Aug 2, 2011 6:29 AM by Lauren Wilson & AP

FAA investigates weekend plane crash in Opelousas

OPELOUSAS, La. (AP) - Federal investigators are looking for what caused a small plane to crash over the weekend shortly after takeoff from the St. Landry Parish Airport in Opelousas.
The Federal Aviation Administration was notified after the single-engine plane crashed about 11 a.m. Saturday.
The pilot, 52-year-old Arnold Reed Johnstone, of Tulsa, Okla., was treated at Opelousas General Health System for mild to moderate injuries and released Saturday afternoon. Det. Darren Zachary of the Opelousas Police Department said Johnstone, a retired commercial pilot, was the only occupant in the four-passenger plane.
St. Landry Parish Director of Administration Jessie Bellard told The Daily World ( ) that the crash happened after the plane appeared to lose power.
Johnstone tried to make an emergency landing on a dirt road between a soybean field and a line of trees, Bellard said.
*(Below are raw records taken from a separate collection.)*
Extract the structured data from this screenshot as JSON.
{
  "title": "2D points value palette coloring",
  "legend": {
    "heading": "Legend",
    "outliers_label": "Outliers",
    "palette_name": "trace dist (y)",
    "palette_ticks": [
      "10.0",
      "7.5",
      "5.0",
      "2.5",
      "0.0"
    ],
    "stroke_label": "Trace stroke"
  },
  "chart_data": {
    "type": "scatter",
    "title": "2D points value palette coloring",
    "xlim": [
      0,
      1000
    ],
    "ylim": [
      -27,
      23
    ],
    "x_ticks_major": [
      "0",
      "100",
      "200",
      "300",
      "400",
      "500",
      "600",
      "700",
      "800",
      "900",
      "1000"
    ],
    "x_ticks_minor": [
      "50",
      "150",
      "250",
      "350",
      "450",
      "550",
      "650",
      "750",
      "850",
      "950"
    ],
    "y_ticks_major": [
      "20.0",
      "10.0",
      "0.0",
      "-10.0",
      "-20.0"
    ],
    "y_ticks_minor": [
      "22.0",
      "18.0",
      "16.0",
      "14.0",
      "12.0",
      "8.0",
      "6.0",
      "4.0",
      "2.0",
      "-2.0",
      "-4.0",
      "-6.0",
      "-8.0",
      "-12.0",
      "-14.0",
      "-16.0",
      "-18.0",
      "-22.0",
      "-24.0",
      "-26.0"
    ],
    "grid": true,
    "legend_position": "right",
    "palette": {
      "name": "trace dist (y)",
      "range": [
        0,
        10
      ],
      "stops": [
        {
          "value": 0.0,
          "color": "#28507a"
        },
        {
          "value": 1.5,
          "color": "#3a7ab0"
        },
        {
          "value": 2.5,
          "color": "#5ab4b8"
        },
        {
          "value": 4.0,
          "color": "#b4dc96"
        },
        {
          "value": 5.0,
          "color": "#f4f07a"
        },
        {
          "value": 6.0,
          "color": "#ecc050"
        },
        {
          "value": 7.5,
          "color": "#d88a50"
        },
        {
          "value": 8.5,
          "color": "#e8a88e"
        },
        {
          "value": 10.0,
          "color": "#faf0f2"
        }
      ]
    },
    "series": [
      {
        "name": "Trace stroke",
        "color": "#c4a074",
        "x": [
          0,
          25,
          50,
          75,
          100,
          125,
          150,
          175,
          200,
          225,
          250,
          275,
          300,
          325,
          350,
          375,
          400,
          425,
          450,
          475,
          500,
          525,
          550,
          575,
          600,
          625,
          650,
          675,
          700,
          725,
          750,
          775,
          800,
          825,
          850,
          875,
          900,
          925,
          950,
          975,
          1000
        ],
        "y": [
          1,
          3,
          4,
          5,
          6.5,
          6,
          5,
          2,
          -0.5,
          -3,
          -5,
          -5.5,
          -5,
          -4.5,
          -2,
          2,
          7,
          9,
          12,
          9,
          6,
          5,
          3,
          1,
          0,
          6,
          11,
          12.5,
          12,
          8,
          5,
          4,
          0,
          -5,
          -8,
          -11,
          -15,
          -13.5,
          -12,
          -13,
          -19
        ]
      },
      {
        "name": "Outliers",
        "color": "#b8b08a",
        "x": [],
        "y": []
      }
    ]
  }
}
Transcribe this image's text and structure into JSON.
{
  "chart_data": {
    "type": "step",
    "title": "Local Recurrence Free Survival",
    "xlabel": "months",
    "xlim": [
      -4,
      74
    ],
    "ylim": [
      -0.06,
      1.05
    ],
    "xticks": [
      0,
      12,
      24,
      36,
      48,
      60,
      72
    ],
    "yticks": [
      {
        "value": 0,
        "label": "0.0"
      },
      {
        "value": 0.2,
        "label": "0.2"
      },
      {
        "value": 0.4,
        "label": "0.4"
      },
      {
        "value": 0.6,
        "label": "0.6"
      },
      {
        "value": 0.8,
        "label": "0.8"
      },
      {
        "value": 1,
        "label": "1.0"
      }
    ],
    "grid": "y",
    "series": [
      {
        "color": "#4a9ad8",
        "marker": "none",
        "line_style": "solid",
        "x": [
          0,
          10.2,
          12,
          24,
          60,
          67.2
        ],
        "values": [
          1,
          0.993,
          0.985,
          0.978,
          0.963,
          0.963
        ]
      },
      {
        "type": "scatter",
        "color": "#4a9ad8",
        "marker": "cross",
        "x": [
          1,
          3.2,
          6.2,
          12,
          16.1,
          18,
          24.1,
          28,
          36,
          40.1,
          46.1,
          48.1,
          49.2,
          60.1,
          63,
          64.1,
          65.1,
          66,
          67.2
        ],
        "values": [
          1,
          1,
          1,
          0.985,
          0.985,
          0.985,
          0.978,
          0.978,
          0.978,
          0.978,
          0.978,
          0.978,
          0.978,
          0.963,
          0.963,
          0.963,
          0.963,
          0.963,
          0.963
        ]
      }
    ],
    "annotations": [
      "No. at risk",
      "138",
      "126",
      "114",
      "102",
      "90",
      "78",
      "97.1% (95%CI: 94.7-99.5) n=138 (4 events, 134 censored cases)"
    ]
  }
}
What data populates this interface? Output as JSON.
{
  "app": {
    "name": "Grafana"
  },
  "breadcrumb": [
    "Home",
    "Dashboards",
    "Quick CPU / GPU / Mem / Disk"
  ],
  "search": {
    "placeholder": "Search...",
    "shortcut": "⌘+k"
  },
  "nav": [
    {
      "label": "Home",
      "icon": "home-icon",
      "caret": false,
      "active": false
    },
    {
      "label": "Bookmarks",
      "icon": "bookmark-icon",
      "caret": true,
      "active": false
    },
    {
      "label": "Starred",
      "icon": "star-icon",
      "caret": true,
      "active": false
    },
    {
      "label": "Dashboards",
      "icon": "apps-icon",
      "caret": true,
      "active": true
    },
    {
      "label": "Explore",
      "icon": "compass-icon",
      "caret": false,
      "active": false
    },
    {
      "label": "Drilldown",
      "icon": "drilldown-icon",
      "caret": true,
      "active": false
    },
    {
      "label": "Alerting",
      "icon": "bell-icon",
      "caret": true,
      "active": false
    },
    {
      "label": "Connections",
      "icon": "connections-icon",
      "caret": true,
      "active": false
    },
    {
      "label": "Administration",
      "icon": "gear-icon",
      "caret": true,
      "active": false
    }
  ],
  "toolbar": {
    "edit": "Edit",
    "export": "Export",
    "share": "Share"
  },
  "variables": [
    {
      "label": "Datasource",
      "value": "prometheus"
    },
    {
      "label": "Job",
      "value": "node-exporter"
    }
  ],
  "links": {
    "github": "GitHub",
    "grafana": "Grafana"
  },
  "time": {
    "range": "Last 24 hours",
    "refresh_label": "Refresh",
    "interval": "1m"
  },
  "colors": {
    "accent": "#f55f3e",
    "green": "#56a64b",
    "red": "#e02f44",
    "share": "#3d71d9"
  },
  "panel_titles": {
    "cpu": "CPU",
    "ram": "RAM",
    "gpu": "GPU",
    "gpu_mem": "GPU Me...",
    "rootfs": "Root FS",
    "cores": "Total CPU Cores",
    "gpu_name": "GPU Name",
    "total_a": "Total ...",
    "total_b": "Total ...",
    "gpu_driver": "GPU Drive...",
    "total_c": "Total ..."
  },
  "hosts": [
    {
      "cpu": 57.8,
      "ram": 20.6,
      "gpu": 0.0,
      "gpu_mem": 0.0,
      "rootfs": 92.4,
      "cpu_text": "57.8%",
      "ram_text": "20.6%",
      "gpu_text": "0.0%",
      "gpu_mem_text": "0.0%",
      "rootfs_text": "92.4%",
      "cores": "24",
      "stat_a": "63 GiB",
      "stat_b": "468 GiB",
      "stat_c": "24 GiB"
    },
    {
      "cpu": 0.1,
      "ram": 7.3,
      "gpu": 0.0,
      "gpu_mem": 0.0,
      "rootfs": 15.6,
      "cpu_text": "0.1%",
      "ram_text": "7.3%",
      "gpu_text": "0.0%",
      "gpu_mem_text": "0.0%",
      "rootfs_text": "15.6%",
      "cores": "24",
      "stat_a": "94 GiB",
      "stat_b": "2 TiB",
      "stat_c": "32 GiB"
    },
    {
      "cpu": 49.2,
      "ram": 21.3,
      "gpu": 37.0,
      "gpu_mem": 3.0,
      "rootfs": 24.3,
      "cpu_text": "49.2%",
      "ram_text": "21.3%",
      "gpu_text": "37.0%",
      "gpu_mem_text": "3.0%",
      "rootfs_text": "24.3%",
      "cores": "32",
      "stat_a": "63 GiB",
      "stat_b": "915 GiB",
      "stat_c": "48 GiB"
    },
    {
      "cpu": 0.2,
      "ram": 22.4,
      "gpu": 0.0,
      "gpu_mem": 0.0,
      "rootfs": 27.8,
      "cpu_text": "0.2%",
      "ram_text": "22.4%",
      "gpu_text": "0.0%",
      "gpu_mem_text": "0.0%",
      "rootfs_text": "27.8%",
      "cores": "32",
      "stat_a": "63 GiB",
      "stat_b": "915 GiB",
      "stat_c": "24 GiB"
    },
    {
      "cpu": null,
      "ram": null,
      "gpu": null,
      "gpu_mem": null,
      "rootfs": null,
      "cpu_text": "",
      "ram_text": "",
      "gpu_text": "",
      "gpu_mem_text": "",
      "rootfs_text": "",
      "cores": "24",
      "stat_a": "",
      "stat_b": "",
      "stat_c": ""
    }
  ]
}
Upon landing, he said, the plane's right wing appears to have struck the trees. The right wing tip had been sheared off and was lying with other debris near the landing point.
The impact caused the small plane to begin a 180-degree spin,
coming to rest in the trees about 30- to 40- feet away.
Some of the landing gear from the heavily-damaged aircraft was lying in the middle of the dirt road. The plane had stopped parallel to a deep canal on the other side of the trees. The plane's left door was no more than 5 feet from the edge of the drop-off.
The airport was closed to all air traffic immediately after the accident, Bellard said.
"It didn't affect the runways. ...It actually has no bearing on what we do, where it's sitting, but the (Federal Aviation Administration) wants to make sure it's shut down" for safety concerns, Bellard said.
Authorities said the runways were reopened late Saturday.
The aircraft had been sold by a Krotz Springs resident to a buyer from another state. It had been completely refurbished, inside and out, Bellard said.
Johnstone had been hired to ferry the plane north to Minnesota, he added.